Sermon for Sunday 13 June 2021
“The Kingdom of God is as if someone would scatter seed on the ground…and the seed would sprout and grow, he does not know how.”
Jesus offers us an image in our gospel to show what the Kingdom of God is like.
It is like a seed, he tells us, planted in the ground, which quite simply grows. Quietly, unfussily, unstoppably, without help or hindrance from any other source, it grows and grows at God’s behest: first the stalk, then the head, and finally the head full of grain.
If we’re honest, this image is a little odd. For it seems at first glance as if the growth of the Kingdom of God has nothing whatsoever to do with you or me. There’s nothing we can do to speed up the growth of that seed, nor slow it down. It doesn’t depend on us, or need us in any way.
On one level it’s quite a comforting image. It implies we can put our feet up. If this is what the Christian life is like, then there’s no need to worry about growing the numbers in our congregation. No need to worry about paying our parish share to the diocese, or making a difference in serving our community, or living a virtuous life. Because if this parable is right, the Kingdom of God would seem to grow whatever we do.
It’s almost as if we have a justification before us for a glorious, voluptuous spiritual laziness, for leaving things to God, and not getting overly concerned with the demands of organised religion.
I hope not. Because if we look at how this parable was interpreted in the early church, we see that the opposite is true. For those writing in the first centuries of the Christian church, this parable was read, in fact, an injunction to action, to urgency, and getting ready for the harvest.
Take, for example, a writer called Tertullian, who lived in the second and third centuries. He takes in intriguing approach. He says in one of his discourses this parable is actually about the growth of righteousness throughout Christian history. The seed of righteousness has gradually grown, first, through creation, then through the law and prophets of the Old Testament, again coming to youthful vigour in Christ, and finally reaching its mature harvest through the gift of the Holy Spirit to you and me.
For Tertullian, the point of this parable is not put your feet up. For him, it’s about realising the harvest time is now. This parable points us to the fact that we live in that point in time when God is ready to plunge his sickle into the corn and reap the harvest he has planted.

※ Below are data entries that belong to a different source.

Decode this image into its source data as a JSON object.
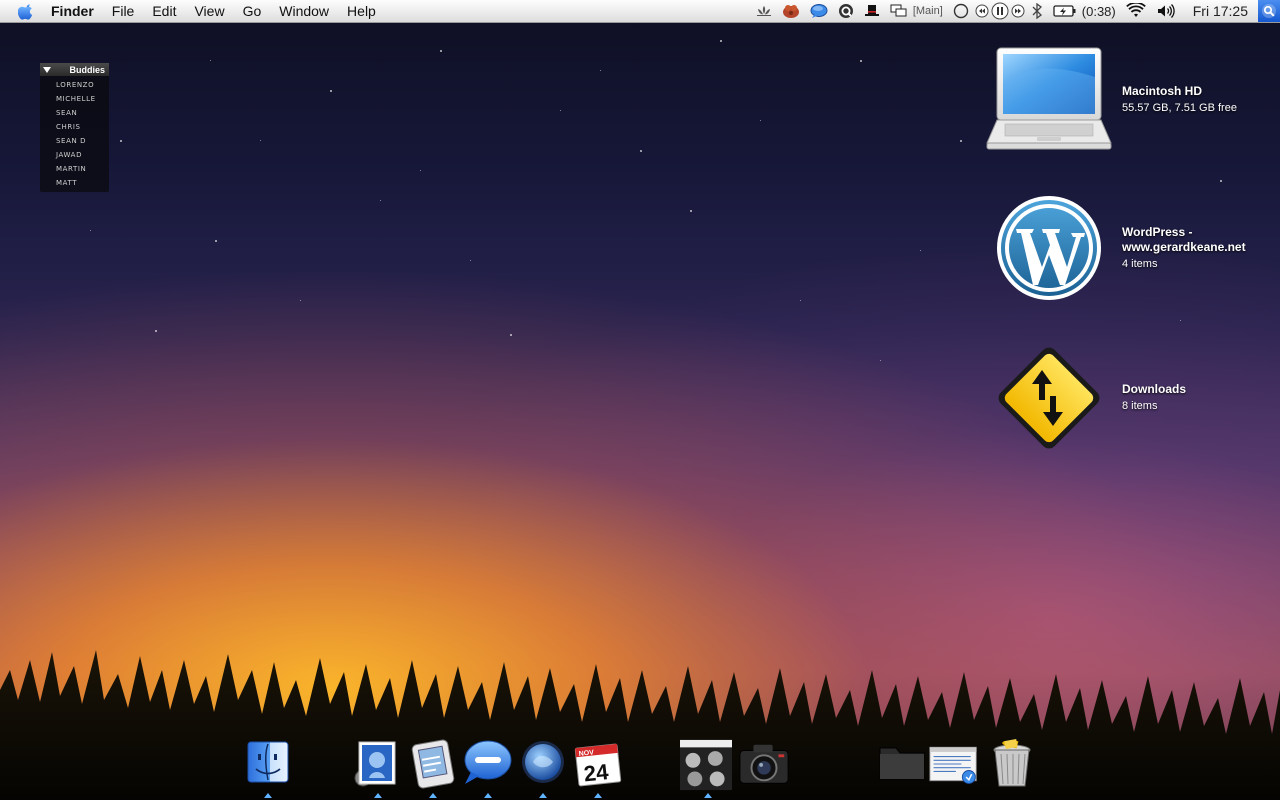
{
  "menubar": {
    "app_name": "Finder",
    "menus": [
      "File",
      "Edit",
      "View",
      "Go",
      "Window",
      "Help"
    ],
    "space_label": "[Main]",
    "battery_time": "(0:38)",
    "clock": "Fri 17:25"
  },
  "buddies": {
    "title": "Buddies",
    "items": [
      "LORENZO",
      "MICHELLE",
      "SEAN",
      "CHRIS",
      "SEAN D",
      "JAWAD",
      "MARTIN",
      "MATT"
    ]
  },
  "desktop_icons": [
    {
      "name": "Macintosh HD",
      "sub": "55.57 GB, 7.51 GB free",
      "icon": "laptop-icon"
    },
    {
      "name": "WordPress -",
      "name2": "www.gerardkeane.net",
      "sub": "4 items",
      "icon": "wordpress-icon"
    },
    {
      "name": "Downloads",
      "sub": "8 items",
      "icon": "road-sign-icon"
    }
  ],
  "calendar_icon": {
    "month": "NOV",
    "day": "24"
  },
  "colors": {
    "menubar_top": "#fdfdfd",
    "menubar_bottom": "#dcdcdc",
    "spotlight": "#1558cf",
    "wordpress_blue": "#21759b",
    "sign_yellow": "#ffd21a"
  }
}
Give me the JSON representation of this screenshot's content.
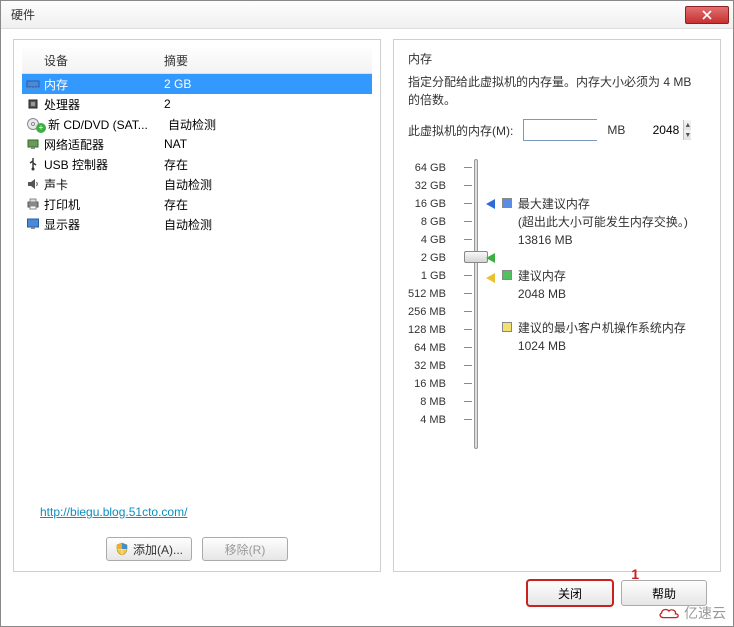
{
  "titlebar": {
    "title": "硬件"
  },
  "table": {
    "header_device": "设备",
    "header_summary": "摘要",
    "rows": [
      {
        "icon": "memory",
        "label": "内存",
        "summary": "2 GB",
        "selected": true
      },
      {
        "icon": "cpu",
        "label": "处理器",
        "summary": "2"
      },
      {
        "icon": "cd",
        "label": "新 CD/DVD (SAT...",
        "summary": "自动检测",
        "badge_add": true
      },
      {
        "icon": "network",
        "label": "网络适配器",
        "summary": "NAT"
      },
      {
        "icon": "usb",
        "label": "USB 控制器",
        "summary": "存在"
      },
      {
        "icon": "sound",
        "label": "声卡",
        "summary": "自动检测"
      },
      {
        "icon": "printer",
        "label": "打印机",
        "summary": "存在"
      },
      {
        "icon": "display",
        "label": "显示器",
        "summary": "自动检测"
      }
    ]
  },
  "buttons": {
    "add": "添加(A)...",
    "remove": "移除(R)",
    "close": "关闭",
    "help": "帮助"
  },
  "link": "http://biegu.blog.51cto.com/",
  "memory": {
    "section_title": "内存",
    "description": "指定分配给此虚拟机的内存量。内存大小必须为 4 MB 的倍数。",
    "field_label": "此虚拟机的内存(M):",
    "value": "2048",
    "unit": "MB",
    "ticks": [
      "64 GB",
      "32 GB",
      "16 GB",
      "8 GB",
      "4 GB",
      "2 GB",
      "1 GB",
      "512 MB",
      "256 MB",
      "128 MB",
      "64 MB",
      "32 MB",
      "16 MB",
      "8 MB",
      "4 MB"
    ],
    "legend": {
      "max": {
        "title": "最大建议内存",
        "note": "(超出此大小可能发生内存交换。)",
        "value": "13816 MB"
      },
      "rec": {
        "title": "建议内存",
        "value": "2048 MB"
      },
      "min": {
        "title": "建议的最小客户机操作系统内存",
        "value": "1024 MB"
      }
    }
  },
  "annotation": {
    "n1": "1"
  },
  "watermark": "亿速云"
}
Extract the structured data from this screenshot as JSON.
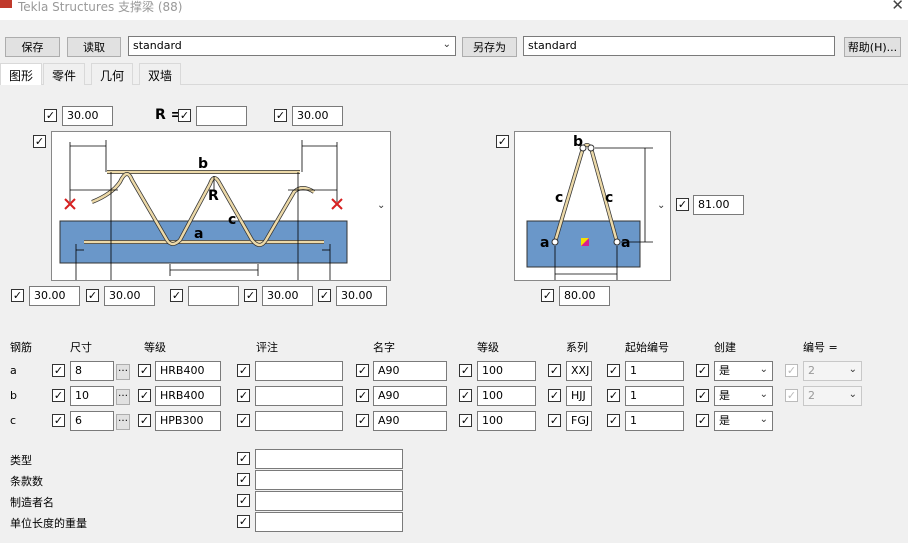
{
  "window": {
    "title": "Tekla Structures  支撑梁 (88)"
  },
  "toolbar": {
    "save": "保存",
    "load": "读取",
    "preset_value": "standard",
    "save_as": "另存为",
    "save_as_value": "standard",
    "help": "帮助(H)..."
  },
  "tabs": [
    "图形",
    "零件",
    "几何",
    "双墙"
  ],
  "diagram": {
    "top_left_value": "30.00",
    "r_label": "R",
    "r_value": "",
    "top_right_value": "30.00",
    "bottom_values": [
      "30.00",
      "30.00",
      "",
      "30.00",
      "30.00"
    ],
    "side_height_value": "81.00",
    "side_width_value": "80.00",
    "labels": {
      "a": "a",
      "b": "b",
      "c": "c",
      "R": "R"
    }
  },
  "rebar_table": {
    "headers": {
      "rebar": "钢筋",
      "size": "尺寸",
      "grade": "等级",
      "comment": "评注",
      "name": "名字",
      "class": "等级",
      "series": "系列",
      "start_no": "起始编号",
      "create": "创建",
      "numbering": "编号 ="
    },
    "rows": [
      {
        "label": "a",
        "size": "8",
        "grade": "HRB400",
        "comment": "",
        "name": "A90",
        "class": "100",
        "series": "XXJ",
        "start_no": "1",
        "create": "是",
        "numbering": "2"
      },
      {
        "label": "b",
        "size": "10",
        "grade": "HRB400",
        "comment": "",
        "name": "A90",
        "class": "100",
        "series": "HJJ",
        "start_no": "1",
        "create": "是",
        "numbering": "2"
      },
      {
        "label": "c",
        "size": "6",
        "grade": "HPB300",
        "comment": "",
        "name": "A90",
        "class": "100",
        "series": "FGJ",
        "start_no": "1",
        "create": "是"
      }
    ]
  },
  "extra": [
    {
      "label": "类型",
      "value": ""
    },
    {
      "label": "条款数",
      "value": ""
    },
    {
      "label": "制造者名",
      "value": ""
    },
    {
      "label": "单位长度的重量",
      "value": ""
    }
  ],
  "icons": {
    "check": "✓",
    "ellipsis": "…",
    "dropdown": "⌄"
  }
}
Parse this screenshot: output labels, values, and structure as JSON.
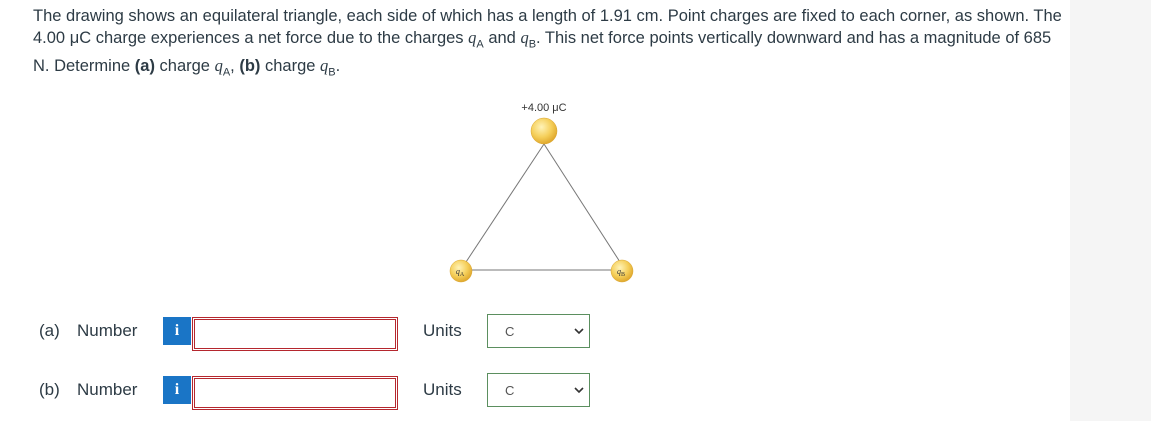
{
  "question": {
    "p1": "The drawing shows an equilateral triangle, each side of which has a length of 1.91 cm. Point charges are fixed to each corner, as shown. The 4.00 ",
    "mu": "μC",
    "p2": " charge experiences a net force due to the charges ",
    "q_letter": "q",
    "sub_a": "A",
    "and": " and ",
    "sub_b": "B",
    "p3": ". This net force points vertically downward and has a magnitude of 685 N. Determine ",
    "part_a": "(a)",
    "charge_a_text": " charge ",
    "comma": ", ",
    "part_b": "(b)",
    "charge_b_text": " charge ",
    "period": "."
  },
  "figure": {
    "top_charge_label": "+4.00 μC",
    "qa_label": "q",
    "qa_sub": "A",
    "qb_label": "q",
    "qb_sub": "B",
    "colors": {
      "charge_fill": "#f5cf5a",
      "charge_stroke": "#d9a42e",
      "line": "#777777"
    }
  },
  "answers": [
    {
      "part_label": "(a)",
      "number_label": "Number",
      "info_icon": "i",
      "value": "",
      "units_label": "Units",
      "unit_selected": "C"
    },
    {
      "part_label": "(b)",
      "number_label": "Number",
      "info_icon": "i",
      "value": "",
      "units_label": "Units",
      "unit_selected": "C"
    }
  ],
  "colors": {
    "info_button": "#1a75c6",
    "input_border": "#b5272e",
    "select_border": "#5b8f5f",
    "text": "#2d3b45"
  }
}
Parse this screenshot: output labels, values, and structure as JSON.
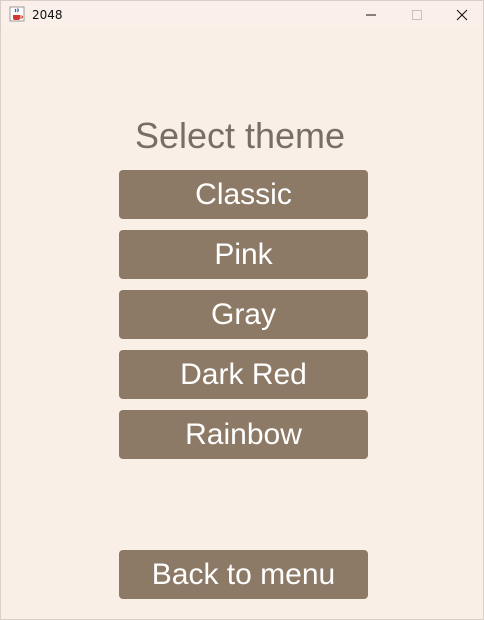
{
  "window": {
    "title": "2048",
    "icon": "java-cup-icon"
  },
  "titlebar_controls": {
    "minimize_icon": "minimize-icon",
    "maximize_icon": "maximize-icon",
    "close_icon": "close-icon"
  },
  "screen": {
    "heading": "Select theme",
    "themes": [
      {
        "label": "Classic"
      },
      {
        "label": "Pink"
      },
      {
        "label": "Gray"
      },
      {
        "label": "Dark Red"
      },
      {
        "label": "Rainbow"
      }
    ],
    "back_label": "Back to menu"
  },
  "colors": {
    "background": "#faefe6",
    "button": "#8c7966",
    "button_text": "#ffffff",
    "heading_text": "#776e65"
  }
}
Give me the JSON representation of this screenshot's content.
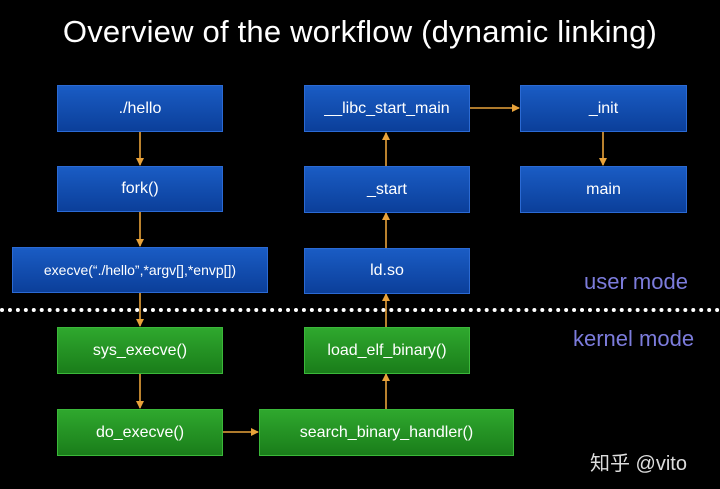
{
  "title": "Overview of the workflow (dynamic linking)",
  "boxes": {
    "hello": "./hello",
    "fork": "fork()",
    "execve": "execve(“./hello”,*argv[],*envp[])",
    "sys_execve": "sys_execve()",
    "do_execve": "do_execve()",
    "search_binary_handler": "search_binary_handler()",
    "load_elf_binary": "load_elf_binary()",
    "ld_so": "ld.so",
    "start": "_start",
    "libc_start_main": "__libc_start_main",
    "init": "_init",
    "main": "main"
  },
  "modes": {
    "user": "user mode",
    "kernel": "kernel mode"
  },
  "watermark": "知乎 @vito",
  "colors": {
    "user_box": "#0f4aa8",
    "kernel_box": "#22911f",
    "arrow": "#e8a23a",
    "mode_label": "#7c7cdc",
    "background": "#000000"
  }
}
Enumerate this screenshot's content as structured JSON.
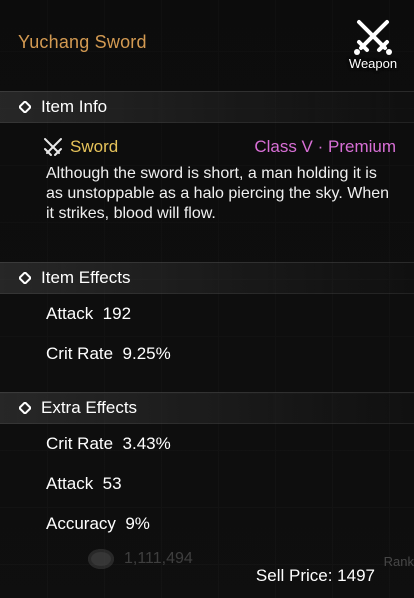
{
  "item": {
    "name": "Yuchang Sword",
    "category_badge": "Weapon",
    "type": "Sword",
    "class_grade": "Class V · Premium",
    "description": "Although the sword is short, a man holding it is as unstoppable as a halo piercing the sky. When it strikes, blood will flow."
  },
  "sections": {
    "info": "Item Info",
    "effects": "Item Effects",
    "extra": "Extra Effects"
  },
  "item_effects": [
    {
      "label": "Attack  192"
    },
    {
      "label": "Crit Rate  9.25%"
    }
  ],
  "extra_effects": [
    {
      "label": "Crit Rate  3.43%"
    },
    {
      "label": "Attack  53"
    },
    {
      "label": "Accuracy  9%"
    }
  ],
  "background": {
    "money": "1,111,494",
    "rank_label": "Rank"
  },
  "footer": {
    "sell_price": "Sell Price: 1497"
  },
  "colors": {
    "title": "#d39a52",
    "type": "#e6c35a",
    "class_grade": "#d86fd6"
  },
  "icons": [
    "crossed-swords-icon",
    "diamond-bullet-icon",
    "sword-type-icon",
    "coin-stack-icon"
  ]
}
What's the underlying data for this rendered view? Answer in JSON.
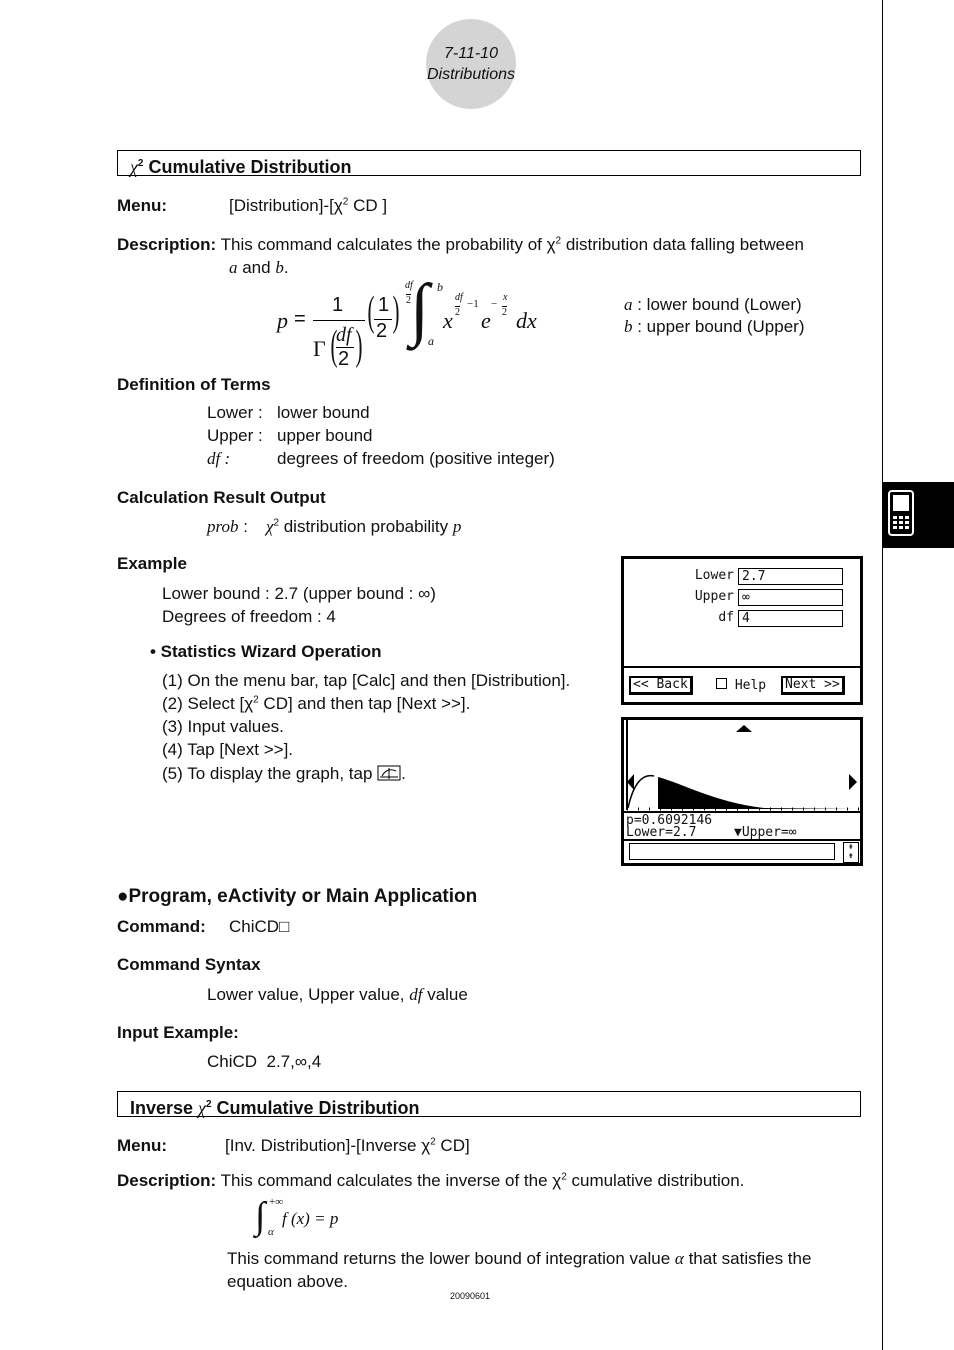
{
  "header": {
    "section": "7-11-10",
    "chapter": "Distributions"
  },
  "s1": {
    "title_chi": "χ",
    "title_sup": "2",
    "title": " Cumulative Distribution"
  },
  "menu": {
    "label": "Menu:",
    "text_a": "[Distribution]-[χ",
    "sup": "2",
    "text_b": " CD ]"
  },
  "desc": {
    "label": "Description:",
    "text_a": "This command calculates the probability of χ",
    "sup": "2",
    "text_b": " distribution data falling between",
    "line2_a": "a",
    "line2_and": " and ",
    "line2_b": "b",
    "line2_end": "."
  },
  "formula": {
    "p": "p",
    "eq": "=",
    "one": "1",
    "gamma": "Γ",
    "df": "df",
    "two": "2",
    "half_num": "1",
    "half_den": "2",
    "exp_df": "df",
    "exp_two": "2",
    "int_upper": "b",
    "int_lower": "a",
    "x": "x",
    "xexp_df": "df",
    "xexp_two": "2",
    "xexp_minus1": "−1",
    "e": "e",
    "eexp_minus": "−",
    "eexp_x": "x",
    "eexp_two": "2",
    "dx": "dx"
  },
  "bounds": [
    {
      "sym": "a",
      "text": " : lower bound (Lower)"
    },
    {
      "sym": "b",
      "text": " : upper bound (Upper)"
    }
  ],
  "terms": {
    "heading": "Definition of Terms",
    "items": [
      {
        "term": "Lower :",
        "def": "lower bound"
      },
      {
        "term": "Upper :",
        "def": "upper bound"
      },
      {
        "term": "df :",
        "def": "degrees of freedom (positive integer)"
      }
    ]
  },
  "output": {
    "heading": "Calculation Result Output",
    "term": "prob",
    "colon": " :",
    "chi": "χ",
    "sup": "2",
    "text": " distribution probability ",
    "p": "p"
  },
  "example": {
    "heading": "Example",
    "line1": "Lower bound : 2.7 (upper bound : ∞)",
    "line2": "Degrees of freedom : 4",
    "wizard": "• Statistics Wizard Operation",
    "steps": [
      "(1) On the menu bar, tap [Calc] and then [Distribution].",
      "(2) Select [χ",
      "(3) Input values.",
      "(4) Tap [Next >>].",
      "(5) To display the graph, tap "
    ],
    "step2_sup": "2",
    "step2_end": " CD] and then tap [Next >>].",
    "step5_end": "."
  },
  "wizard_screen": {
    "fields": [
      {
        "label": "Lower",
        "value": "2.7"
      },
      {
        "label": "Upper",
        "value": "∞"
      },
      {
        "label": "df",
        "value": "4"
      }
    ],
    "back": "<< Back",
    "help": "Help",
    "next": "Next >>"
  },
  "graph_screen": {
    "p": "p=0.6092146",
    "lower": "Lower=2.7",
    "upper": "▼Upper=∞",
    "fill_color": "#000000"
  },
  "program": {
    "heading": "●Program, eActivity or Main Application",
    "cmd_label": "Command:",
    "cmd": "ChiCD□",
    "syntax_heading": "Command Syntax",
    "syntax_a": "Lower value, Upper value, ",
    "syntax_df": "df",
    "syntax_b": " value",
    "input_heading": "Input Example:",
    "input": "ChiCD  2.7,∞,4"
  },
  "s2": {
    "title_a": "Inverse ",
    "title_chi": "χ",
    "title_sup": "2",
    "title_b": " Cumulative Distribution"
  },
  "menu2": {
    "label": "Menu:",
    "text_a": "[Inv. Distribution]-[Inverse χ",
    "sup": "2",
    "text_b": " CD]"
  },
  "desc2": {
    "label": "Description:",
    "text_a": "This command calculates the inverse of the χ",
    "sup": "2",
    "text_b": " cumulative distribution.",
    "eq_upper": "+∞",
    "eq_lower": "α",
    "eq_body": "f (x) = p",
    "para1_a": "This command returns the lower bound of integration value ",
    "alpha": "α",
    "para1_b": " that satisfies the",
    "para2": "equation above."
  },
  "footer": {
    "code": "20090601"
  },
  "side_tab": {
    "icon": "calculator-icon"
  }
}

If that’s the case, the principal way in which we should expect to see the Kingdom of God is in the fruits of its harvest. That challenges us in quite a direct way. Do we in fact live as if we believe that at any moment, the Lord could come and bring this world to an end, as he gathers in his harvest? How do we imagine the future – something God has in store for us, or something we control? When we think about our future, for as necessary as they may be, do we put all our trust in savings and pensions, and insurance – or do we live by faith, hope and love? Do we live in such a way that we’d be happy for God to judge us if the world came to an end tomorrow?
We know God will bring his creation to judgement and renewal on the last day. But as that day approaches should we not also expect to see foretastes, glimpses, little clues that we live in a time of harvest?
The kind of thing I mean is this. Every time we feel God has heard a prayer we have made, every time he helped us overcome an obstacle, or difficulty, we see his kingdom breaking into our world. Every time we are reconciled with someone we’ve had an argument with, or every time we contribute to a charitable project that does good, or help a neighbour, we feel the fruits of God’s harvest close by. Every time we worship together, every time we receive the sacraments, we get a glimpse of something of what God’s Kingdom will be like.
Today’s parable should make us realise that to be a Christian is to live in a period of harvest – the harvest of God’s Kingdom. The seed of that Kingdom has grown slowly and surely, through the years of God’s providence. But in Christ, the time has come for the sickle to be plunged in, and for those plump grains to be collected.
We should live as if we believed that to be so. We should live in expectation of God’s judgement, and of Christ bringing our world to its renewed fulfilment. But even before that Day of Judgement, we should also live expecting to see the first signs, the inklings, of a rich harvest. Signs of God’s presence in our world, evidence of his grace, tokens of his love spilling over into our lives, as he blesses us and draws us closer to himself and to his harvest day.